Unveiling the Bioactive Potential of Mannich Bases: Synthesis, Characterization, and Biological Perspectives

Abstract

Background: This study evaluates the antimicrobial and molecular docking profiles of 12 novel Mannich bases (MB1-MB12) to find potential candidates effective against Escherichia coli, Staphylococcus aureus, and Candida albicans. This study discusses the urgent need for new therapeutic agents with enhanced efficacy to combat the fast-growing problem of antimicrobial resistance.
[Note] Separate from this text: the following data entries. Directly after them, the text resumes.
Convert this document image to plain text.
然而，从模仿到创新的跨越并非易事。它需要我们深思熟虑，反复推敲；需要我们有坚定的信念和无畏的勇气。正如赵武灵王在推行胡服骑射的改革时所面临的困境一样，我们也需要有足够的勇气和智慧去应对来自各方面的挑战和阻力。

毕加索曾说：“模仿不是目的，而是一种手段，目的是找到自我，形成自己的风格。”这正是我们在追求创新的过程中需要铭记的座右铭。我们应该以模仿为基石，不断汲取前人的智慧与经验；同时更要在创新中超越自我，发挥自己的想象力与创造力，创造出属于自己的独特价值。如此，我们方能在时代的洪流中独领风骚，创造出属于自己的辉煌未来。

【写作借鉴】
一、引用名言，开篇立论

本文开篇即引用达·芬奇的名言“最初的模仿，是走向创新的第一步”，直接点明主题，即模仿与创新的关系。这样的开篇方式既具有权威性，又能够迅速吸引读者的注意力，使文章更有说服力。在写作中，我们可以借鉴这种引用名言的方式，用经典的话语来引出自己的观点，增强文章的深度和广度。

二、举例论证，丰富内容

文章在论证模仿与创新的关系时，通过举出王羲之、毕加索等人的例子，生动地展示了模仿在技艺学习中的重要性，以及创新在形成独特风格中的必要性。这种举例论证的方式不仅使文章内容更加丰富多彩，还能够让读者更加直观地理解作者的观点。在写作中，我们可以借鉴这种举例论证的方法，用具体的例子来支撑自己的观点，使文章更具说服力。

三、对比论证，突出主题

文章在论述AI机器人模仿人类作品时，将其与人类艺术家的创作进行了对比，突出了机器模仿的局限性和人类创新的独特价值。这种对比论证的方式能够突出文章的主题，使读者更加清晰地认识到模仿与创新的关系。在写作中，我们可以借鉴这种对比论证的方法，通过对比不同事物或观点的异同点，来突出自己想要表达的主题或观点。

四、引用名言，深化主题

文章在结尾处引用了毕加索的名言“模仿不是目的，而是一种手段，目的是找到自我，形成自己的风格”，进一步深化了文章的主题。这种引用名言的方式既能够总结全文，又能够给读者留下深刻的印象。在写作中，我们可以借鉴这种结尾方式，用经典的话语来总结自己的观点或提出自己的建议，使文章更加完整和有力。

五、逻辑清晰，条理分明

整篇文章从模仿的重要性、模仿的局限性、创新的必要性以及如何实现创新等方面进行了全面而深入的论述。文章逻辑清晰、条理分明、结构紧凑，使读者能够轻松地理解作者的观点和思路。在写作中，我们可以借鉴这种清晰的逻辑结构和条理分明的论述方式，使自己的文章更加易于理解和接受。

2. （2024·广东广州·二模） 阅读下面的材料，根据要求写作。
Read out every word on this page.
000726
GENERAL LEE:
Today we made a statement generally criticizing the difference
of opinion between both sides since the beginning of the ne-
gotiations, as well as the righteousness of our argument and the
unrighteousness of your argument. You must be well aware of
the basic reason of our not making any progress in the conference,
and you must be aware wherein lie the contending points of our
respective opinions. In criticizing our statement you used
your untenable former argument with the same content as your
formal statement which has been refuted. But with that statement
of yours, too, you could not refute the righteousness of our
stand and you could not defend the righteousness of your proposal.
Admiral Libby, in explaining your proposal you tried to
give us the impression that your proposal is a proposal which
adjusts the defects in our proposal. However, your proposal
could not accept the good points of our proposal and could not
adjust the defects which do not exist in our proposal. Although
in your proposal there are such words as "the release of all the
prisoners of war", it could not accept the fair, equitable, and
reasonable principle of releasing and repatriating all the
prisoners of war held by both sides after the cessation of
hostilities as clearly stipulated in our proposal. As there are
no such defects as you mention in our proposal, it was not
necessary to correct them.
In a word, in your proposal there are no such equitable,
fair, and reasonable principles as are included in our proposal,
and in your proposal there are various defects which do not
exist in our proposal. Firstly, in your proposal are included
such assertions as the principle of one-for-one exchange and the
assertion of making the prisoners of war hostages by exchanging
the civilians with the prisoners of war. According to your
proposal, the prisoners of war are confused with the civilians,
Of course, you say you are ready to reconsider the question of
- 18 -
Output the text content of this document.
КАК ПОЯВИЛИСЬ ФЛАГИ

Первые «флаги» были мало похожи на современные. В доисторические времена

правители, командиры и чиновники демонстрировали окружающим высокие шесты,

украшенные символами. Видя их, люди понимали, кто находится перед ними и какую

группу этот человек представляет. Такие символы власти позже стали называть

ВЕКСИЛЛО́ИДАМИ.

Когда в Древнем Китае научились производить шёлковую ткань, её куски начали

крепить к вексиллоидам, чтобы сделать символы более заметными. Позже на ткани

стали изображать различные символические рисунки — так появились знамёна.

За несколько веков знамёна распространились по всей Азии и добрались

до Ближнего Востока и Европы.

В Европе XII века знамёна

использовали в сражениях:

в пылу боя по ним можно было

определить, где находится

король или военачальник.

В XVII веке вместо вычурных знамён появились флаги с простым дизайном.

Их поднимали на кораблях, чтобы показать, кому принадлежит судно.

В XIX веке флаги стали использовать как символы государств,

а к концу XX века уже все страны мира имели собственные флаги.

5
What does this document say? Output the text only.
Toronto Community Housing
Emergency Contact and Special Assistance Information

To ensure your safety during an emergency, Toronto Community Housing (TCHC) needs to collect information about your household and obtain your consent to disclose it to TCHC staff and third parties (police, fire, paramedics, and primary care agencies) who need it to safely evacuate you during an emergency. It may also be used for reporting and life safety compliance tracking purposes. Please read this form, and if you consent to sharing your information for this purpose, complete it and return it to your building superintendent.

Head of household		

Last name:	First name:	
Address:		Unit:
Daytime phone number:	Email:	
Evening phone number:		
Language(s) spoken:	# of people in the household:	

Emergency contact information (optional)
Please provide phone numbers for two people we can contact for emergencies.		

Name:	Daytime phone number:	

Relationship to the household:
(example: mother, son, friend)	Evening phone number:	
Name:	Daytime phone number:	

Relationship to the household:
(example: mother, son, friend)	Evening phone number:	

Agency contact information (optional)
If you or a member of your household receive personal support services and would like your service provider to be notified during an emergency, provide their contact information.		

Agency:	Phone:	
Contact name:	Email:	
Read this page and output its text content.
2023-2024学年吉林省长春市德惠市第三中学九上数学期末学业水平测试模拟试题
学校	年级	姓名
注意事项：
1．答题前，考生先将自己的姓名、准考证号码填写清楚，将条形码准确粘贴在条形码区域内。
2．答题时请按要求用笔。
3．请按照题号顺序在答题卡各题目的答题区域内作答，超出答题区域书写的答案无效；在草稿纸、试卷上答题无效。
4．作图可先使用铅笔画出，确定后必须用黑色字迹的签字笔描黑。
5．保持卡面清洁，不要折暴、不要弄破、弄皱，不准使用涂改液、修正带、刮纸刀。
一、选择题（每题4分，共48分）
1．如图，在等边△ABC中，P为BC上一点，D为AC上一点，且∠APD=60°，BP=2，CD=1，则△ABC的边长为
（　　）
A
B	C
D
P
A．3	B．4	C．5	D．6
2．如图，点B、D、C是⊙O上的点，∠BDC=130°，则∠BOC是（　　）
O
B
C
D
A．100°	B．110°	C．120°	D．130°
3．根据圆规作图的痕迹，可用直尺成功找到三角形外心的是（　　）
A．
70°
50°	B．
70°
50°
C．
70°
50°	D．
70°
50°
The compounds were synthesized using the Mannich reaction, which includes the reaction of aromatic amines, formaldehyde, and aromatic aldehydes under reflux conditions. Materials and Methods: Molecular docking on 2B35 and 4P8O protein targets determined binding affinity, interactions, and energy scores. Analytically, the compounds were characterized and appraised for synthetic feasibility and drug-likeness using ADME predictions and Lipinski's rule of five. MIC testing assessed antimicrobial effectiveness. To assess their therapeutic potential, the compounds' drug-likeness, GI absorption, and synthetic accessibility were examined. Results: The best docking compounds were MB7, MB3, and MB2, which had great binding affinities and significant interactions with key 2B35 residues. MB7 showed stronger antibacterial activity against E. coli (12.5 μg/mL), S. aureus (6.25 μg/mL), and C. albicans. Antifungal activity of MB3 and MB5 was substantial, with MIC values of 1.6 μg/mL against C. albicans. Antibacterial activity was higher in compounds with balanced physicochemical properties such moderate Log P values, hydrogen bonding, and high GI absorption. Conclusion: MB7 emerged as the most promising candidate, demonstrating robust docking and antibacterial activity against bacterial and fungal infections. MB3 and MB5 also showed promise as antifungal agents. These findings emphasize the compounds' potential as leads for further preclinical and mechanistic investigations to tackle drug-resistant illnesses.